Губы ее чуть дрогнули:
— И я боюсь, Игар. И она боится… И ребенок, который из нее сейчас выбирается, боится тоже. Так что же делать?..
…К речке спустились в предрассветном мраке. Небо обложило тучами, и не разглядеть было не то что звезды Хота — луны.
Игар долго и отчаянно умывался. Бросаясь в лицо, ледяная вода на какое-то мгновение возвращала его к жизни; потом стекающие в реку капельки становились теплыми, как его кожа, и всякий раз он длинно, прерывисто вздыхал.
— Молодец, — сказала невидимая в темноте Тиар.
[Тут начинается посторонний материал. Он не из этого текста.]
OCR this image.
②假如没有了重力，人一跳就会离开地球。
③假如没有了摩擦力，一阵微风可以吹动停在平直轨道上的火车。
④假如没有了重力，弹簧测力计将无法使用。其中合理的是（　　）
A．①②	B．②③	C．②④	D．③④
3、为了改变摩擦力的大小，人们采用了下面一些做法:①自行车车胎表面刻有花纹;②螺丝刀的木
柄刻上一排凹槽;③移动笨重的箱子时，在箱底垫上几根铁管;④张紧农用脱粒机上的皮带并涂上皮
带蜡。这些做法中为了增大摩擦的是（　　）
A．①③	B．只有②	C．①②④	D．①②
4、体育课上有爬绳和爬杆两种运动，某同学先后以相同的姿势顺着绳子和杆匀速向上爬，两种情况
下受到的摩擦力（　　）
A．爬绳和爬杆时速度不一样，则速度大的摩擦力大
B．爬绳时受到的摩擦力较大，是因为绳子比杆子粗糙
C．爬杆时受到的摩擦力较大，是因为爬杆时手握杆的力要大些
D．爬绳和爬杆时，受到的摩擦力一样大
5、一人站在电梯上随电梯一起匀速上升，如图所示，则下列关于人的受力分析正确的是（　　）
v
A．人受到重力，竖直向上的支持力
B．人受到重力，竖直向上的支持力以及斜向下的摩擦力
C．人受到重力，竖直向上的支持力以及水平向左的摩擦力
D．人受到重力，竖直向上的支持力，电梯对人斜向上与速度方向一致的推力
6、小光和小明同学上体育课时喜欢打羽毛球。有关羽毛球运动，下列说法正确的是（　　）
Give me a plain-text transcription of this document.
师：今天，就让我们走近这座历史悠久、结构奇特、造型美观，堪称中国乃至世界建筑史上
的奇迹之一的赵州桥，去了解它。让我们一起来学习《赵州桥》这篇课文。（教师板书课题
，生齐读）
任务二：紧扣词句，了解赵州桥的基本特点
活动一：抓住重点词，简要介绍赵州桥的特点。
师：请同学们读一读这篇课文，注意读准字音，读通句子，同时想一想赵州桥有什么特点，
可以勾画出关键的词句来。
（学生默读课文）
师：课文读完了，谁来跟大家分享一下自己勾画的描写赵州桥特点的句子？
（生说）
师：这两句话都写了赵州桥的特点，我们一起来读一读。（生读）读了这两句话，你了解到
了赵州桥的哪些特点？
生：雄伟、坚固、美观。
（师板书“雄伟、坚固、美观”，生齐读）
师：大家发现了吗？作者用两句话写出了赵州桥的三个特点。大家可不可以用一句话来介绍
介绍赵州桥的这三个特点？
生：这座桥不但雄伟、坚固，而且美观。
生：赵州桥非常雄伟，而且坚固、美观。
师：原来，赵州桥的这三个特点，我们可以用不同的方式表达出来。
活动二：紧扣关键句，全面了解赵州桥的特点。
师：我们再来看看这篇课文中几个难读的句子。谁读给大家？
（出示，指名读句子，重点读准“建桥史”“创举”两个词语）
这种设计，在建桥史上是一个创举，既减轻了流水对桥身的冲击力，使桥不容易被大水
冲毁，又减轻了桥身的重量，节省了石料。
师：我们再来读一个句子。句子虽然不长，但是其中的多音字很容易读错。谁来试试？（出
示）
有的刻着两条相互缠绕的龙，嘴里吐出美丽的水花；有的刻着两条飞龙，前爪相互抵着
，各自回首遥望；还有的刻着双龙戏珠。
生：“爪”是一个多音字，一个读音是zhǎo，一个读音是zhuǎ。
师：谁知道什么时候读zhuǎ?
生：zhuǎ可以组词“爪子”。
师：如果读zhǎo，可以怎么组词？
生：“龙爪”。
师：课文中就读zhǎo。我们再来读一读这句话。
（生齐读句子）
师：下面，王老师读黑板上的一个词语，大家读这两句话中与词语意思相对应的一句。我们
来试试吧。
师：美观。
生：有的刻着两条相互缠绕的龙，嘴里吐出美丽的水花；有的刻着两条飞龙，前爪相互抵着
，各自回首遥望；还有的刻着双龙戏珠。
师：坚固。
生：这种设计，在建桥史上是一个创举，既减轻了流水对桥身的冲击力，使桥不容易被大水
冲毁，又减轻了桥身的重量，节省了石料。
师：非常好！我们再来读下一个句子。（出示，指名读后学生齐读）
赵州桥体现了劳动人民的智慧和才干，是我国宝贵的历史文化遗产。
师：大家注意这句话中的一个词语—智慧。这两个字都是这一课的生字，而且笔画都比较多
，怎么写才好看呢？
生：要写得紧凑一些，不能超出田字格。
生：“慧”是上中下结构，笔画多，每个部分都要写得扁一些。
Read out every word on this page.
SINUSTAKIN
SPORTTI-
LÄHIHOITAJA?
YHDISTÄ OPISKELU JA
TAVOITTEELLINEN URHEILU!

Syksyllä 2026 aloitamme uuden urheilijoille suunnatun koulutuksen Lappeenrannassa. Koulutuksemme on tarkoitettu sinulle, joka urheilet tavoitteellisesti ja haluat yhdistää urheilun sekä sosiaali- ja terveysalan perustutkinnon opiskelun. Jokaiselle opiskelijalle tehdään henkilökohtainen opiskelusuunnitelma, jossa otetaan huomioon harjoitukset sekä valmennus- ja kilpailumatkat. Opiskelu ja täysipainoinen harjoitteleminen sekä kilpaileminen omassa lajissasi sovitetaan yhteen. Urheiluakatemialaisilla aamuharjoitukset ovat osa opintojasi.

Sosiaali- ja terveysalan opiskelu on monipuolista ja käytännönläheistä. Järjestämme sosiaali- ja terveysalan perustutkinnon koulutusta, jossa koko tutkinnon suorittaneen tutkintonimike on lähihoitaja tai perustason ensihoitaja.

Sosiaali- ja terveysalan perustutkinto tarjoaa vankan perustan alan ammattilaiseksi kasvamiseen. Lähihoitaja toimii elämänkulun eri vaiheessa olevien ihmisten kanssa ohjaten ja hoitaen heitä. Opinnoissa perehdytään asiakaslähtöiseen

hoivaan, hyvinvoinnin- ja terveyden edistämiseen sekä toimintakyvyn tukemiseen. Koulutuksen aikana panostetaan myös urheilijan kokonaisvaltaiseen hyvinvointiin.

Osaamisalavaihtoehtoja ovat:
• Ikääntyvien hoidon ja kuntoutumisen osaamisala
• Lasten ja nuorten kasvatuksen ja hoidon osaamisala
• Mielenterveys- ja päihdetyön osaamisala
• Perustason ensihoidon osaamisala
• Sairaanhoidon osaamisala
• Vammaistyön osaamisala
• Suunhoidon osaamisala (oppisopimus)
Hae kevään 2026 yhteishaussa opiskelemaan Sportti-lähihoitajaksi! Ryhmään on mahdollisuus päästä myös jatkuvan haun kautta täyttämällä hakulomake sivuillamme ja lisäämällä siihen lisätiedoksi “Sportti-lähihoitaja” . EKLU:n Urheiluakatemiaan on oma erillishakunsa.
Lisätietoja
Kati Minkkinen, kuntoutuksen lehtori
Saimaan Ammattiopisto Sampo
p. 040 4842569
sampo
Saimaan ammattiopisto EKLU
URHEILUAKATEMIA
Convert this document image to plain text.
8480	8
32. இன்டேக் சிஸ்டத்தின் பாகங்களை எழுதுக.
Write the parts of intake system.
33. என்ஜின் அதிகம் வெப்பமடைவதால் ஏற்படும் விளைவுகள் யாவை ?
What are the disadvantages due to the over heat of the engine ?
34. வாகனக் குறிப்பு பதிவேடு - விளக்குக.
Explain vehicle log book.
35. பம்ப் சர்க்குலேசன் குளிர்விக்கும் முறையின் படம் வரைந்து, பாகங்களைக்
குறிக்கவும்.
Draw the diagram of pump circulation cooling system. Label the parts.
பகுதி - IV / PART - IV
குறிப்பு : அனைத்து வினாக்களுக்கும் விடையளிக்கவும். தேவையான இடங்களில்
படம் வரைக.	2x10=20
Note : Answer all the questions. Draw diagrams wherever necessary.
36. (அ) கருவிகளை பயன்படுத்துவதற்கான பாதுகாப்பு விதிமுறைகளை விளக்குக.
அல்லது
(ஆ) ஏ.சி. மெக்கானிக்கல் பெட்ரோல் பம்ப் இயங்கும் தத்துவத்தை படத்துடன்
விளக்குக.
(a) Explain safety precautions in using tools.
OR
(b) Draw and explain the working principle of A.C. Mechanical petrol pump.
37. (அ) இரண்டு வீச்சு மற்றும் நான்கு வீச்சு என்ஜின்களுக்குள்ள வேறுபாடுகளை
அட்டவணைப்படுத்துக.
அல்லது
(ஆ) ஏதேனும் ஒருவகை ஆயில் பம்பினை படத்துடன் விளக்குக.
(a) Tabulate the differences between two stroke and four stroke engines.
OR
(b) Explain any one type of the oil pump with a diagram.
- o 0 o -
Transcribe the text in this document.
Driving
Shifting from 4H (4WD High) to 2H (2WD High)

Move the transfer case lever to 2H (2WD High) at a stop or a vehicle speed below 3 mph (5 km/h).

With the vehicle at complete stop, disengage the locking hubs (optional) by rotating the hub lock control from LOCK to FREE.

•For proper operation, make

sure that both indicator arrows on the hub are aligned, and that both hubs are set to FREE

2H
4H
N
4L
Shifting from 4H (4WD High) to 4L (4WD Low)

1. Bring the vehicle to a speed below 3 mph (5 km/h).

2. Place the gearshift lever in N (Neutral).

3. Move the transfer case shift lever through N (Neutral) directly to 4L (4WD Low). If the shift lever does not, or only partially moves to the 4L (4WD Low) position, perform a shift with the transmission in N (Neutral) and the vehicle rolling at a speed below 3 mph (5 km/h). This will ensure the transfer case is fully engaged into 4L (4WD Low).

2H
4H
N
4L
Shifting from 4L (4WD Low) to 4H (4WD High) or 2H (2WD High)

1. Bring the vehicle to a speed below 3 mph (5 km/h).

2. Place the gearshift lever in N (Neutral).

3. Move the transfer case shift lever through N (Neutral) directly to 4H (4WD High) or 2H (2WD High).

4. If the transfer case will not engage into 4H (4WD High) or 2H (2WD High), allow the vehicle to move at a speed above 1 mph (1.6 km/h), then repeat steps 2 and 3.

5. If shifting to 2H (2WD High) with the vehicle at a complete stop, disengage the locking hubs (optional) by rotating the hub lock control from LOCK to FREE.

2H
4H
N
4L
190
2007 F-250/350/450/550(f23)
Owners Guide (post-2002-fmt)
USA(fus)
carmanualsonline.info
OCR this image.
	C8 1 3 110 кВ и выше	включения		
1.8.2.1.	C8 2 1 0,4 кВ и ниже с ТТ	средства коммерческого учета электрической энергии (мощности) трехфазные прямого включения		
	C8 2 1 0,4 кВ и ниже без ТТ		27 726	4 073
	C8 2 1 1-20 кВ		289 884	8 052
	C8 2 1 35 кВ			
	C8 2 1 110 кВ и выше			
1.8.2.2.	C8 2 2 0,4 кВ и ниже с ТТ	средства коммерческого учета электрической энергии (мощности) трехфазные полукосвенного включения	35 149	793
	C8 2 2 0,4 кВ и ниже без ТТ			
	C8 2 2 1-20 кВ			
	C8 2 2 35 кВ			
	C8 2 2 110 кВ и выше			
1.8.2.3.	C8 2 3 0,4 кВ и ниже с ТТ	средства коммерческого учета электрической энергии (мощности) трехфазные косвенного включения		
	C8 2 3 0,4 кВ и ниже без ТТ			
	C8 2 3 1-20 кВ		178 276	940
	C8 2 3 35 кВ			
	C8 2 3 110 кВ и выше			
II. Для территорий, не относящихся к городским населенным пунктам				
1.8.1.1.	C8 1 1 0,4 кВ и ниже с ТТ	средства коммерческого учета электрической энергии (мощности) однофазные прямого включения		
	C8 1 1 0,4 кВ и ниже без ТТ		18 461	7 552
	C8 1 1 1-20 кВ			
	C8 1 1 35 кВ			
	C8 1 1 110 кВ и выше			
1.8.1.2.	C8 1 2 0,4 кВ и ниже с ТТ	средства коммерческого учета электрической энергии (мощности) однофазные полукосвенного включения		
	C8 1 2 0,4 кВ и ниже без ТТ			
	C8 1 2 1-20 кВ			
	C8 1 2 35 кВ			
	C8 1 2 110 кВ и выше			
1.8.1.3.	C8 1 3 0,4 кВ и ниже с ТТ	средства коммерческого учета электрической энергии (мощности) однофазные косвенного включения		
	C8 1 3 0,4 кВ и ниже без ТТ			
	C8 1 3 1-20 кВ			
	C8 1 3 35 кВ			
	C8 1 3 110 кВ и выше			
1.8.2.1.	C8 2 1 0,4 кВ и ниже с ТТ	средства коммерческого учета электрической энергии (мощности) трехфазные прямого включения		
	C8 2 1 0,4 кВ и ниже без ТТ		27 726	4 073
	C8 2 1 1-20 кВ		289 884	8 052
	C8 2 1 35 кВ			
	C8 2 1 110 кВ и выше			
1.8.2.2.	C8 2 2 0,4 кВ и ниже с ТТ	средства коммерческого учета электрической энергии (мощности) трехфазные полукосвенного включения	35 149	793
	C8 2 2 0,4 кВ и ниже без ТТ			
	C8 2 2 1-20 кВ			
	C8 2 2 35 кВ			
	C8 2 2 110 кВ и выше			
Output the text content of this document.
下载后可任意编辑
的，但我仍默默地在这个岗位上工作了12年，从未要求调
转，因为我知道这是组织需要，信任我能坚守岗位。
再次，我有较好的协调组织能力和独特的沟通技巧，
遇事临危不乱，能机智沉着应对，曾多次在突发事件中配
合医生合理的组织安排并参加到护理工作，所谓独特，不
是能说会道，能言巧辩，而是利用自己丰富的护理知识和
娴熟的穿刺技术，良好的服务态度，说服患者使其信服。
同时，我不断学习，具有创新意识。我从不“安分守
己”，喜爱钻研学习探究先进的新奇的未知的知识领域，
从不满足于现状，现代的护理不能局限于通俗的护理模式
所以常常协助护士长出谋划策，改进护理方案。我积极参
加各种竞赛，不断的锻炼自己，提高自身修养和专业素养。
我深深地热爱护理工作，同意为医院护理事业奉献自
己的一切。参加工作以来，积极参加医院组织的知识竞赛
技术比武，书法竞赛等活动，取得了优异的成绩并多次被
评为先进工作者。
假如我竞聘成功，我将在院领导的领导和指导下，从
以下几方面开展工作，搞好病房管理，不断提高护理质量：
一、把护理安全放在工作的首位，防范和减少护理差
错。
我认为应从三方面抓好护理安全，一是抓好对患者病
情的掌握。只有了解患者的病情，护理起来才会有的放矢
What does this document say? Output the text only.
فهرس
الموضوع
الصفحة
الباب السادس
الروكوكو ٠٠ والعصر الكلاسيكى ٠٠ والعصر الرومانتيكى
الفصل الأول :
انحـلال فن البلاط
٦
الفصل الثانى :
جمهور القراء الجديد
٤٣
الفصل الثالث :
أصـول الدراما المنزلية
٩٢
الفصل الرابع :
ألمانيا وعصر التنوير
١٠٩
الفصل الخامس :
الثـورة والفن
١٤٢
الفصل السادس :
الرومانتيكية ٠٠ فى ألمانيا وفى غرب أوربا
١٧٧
Он дернулся:
— Я?!
Вечер и половина ночи прошли для него в полубреду. Он, прежде слабеющий от одного только крика роженицы, помогал принимать младенца; в памяти осталось немногое, но и этого хватит…
Тиар распоряжалась отрывисто и внятно. Он менял какие-то окровавленные тряпки, держал какие-то инструменты, куда-то лил какую-то воду; несколько раз ему с трудом удавалось удержаться от обморока. Он прекрасно помнил это чувство, когда перед глазами сгущается муторная темнота и подгибаются колени; как ему удалось не грохнуться — останется тайной.
Лица роженицы он не помнил; какое-то заурядное, достаточно грязное лицо с красными от лопнувших жилок глазами. Он не понимал, как Тиар удается говорить с ней так неподдельно ласково и чуть не по-матерински твердо: сам Игар не мог относиться к роженице иначе, как с брезгливой жалостью. Он боялся и маялся, стискивал зубы и боролся с обмороком, и делал то, что велит Тиар, и отворачивался при этом, старался не смотреть, закрывать глаза…
— Полюби его, — уговаривала роженицу Тиар. — Он же чувствует, как ты его не хочешь… Такая злоба… За что?! Чем он виноват? Это же… Полюби, это твое, это все, что у тебя есть в мире… Твой дом, твое достояние… Полюби!